Ayer 17 de diciembre, hace 8 años, Antonio José Caballero Velasco, el reportero estrella hecho en Santander de Quilichao, Cauca, tomó su grabadora que era su sexto sentido, su genio siempre disparejo, su gran capacidad de trabajo, su pinta de playboy caucano, su soltería y nos dio con su ausencia.
Paró el reloj a los 68 abriles. Un cáncer que se pasó de vivo lo puso a marcar eternidad.
Sólo le faltó dar la noticia de su muerte en la bogotanísima Clínica del Country. De resto las dio todas, desde cuando su descubridor, Orlando Cadavid Correa, entonces director de RCN, le dio la alternativa radial como corresponsal en España.
El azar le deparó la muerte del papa Paulo VI que cubrió con todos los juguetes, a pesar de que apenas se iniciaba en la reportería, la joya de la corona del periodismo.
Luego contó detalles de la muerte del sucesor, Juan Pablo I, el papa de la sonrisa, quien apenas tuvo tiempo de sonreí, estrenar sus zapatos rojos de camaján, y calentar la silla: duró 33 días como sucesor de Pedro. Murió de sospechoso infarto (Juan Pablo I, no Pedro). Lo reemplazó Juan Pablo II, ya trepado en los altares.
Como cortó oreja, rabo y pata en su calidad de corresponsal en el primer mundo, Antonio José fue llamado por Cadavid Correa a RCN Bogotá. Aquí hizo historia como cargaladrillos. Ni falta que le hizo ocupar cargos directivos.
Se lució como reportero, un trabajo tan desgastador y acaso tan desagradecido como el de ama de casa. Los que hemos desempeñado ese oficio, decimos con alguien que no recuerdo, que los de la llanura periodística escribimos el primer borrador de la historia.

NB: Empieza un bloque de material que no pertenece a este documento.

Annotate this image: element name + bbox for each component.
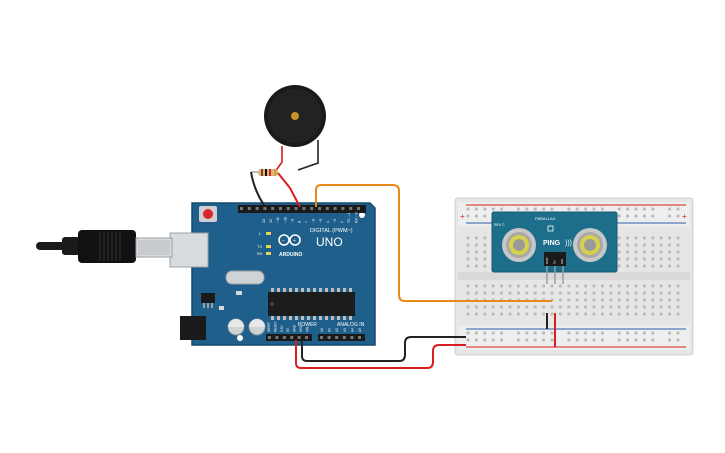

Juan Gossaín, quien fue su jefe y amigo durante años en RCN se quitó el sombrero al evocar a su antiguo pupilo, aficionado a los toros. Fue coleccionista de música de todos los pelambres. Otro jefe suyo, Darío Arizmendi, agotó adjetivos cuando Caballero hizo mutis por el foro.
Prácticamente, Caballero aprendió italiano cubriendo llegadas y salidas de papas. Esos cubrimientos fueron la cuota inicial de una larga carrera que lo llevó a decenas de países. Difícil llenar más pasaportes.
Tenía el mundo por hábitat. Se la pasó más volando que durmiendo y amando. En los aeropuertos lo conocían los funcionarios de aduanas; las azafatas, a las que les echaba los perros, lo saludaban por su nombre.
O por su sobrenombre, “Terciopelo” una ironía para significar que se enojaba viendo pasar una tractomula. Lo llamaban para pelear y se estaba dando en la jeta con alguien.
Trabajó en Cromos y en la revista Antena. Y en televisión, donde fue presentador y productor. Pero su reino estaba en la radio. Solía volver crónicas de prensa su trabajo para el kilovatio. Sus textos aparecían en los diarios de Colprensa. También le jaló a las columnas para dar su propia interpretación sobre los hechos que cubría.
Para no quitarle tiempo a su oficio de infatigable reportero, decidió decirle no al matrimonio. “Invicto vencedor jamás vencido” por la epístola de Pablo, siempre mantuvo ocupado el departamento de afectos femeninos. Porque fue tremendo gallinazo, o mejor, Casanova, que suena mejor.
Arafat, Gadafi, Fidel Castro, Hugo Chávez, Tirofijo, presidentes, figuras de todas las farándulas, para no alargar el chico, figuraron entre sus decenas entrevistados.
Se me quedó con varios libros que le presté. Lo perdono si se los leyó. Creo que se los devoró. Que te siga yendo bien en ese bostezo que es la eternidad, Terciopelo. Te extrañamos.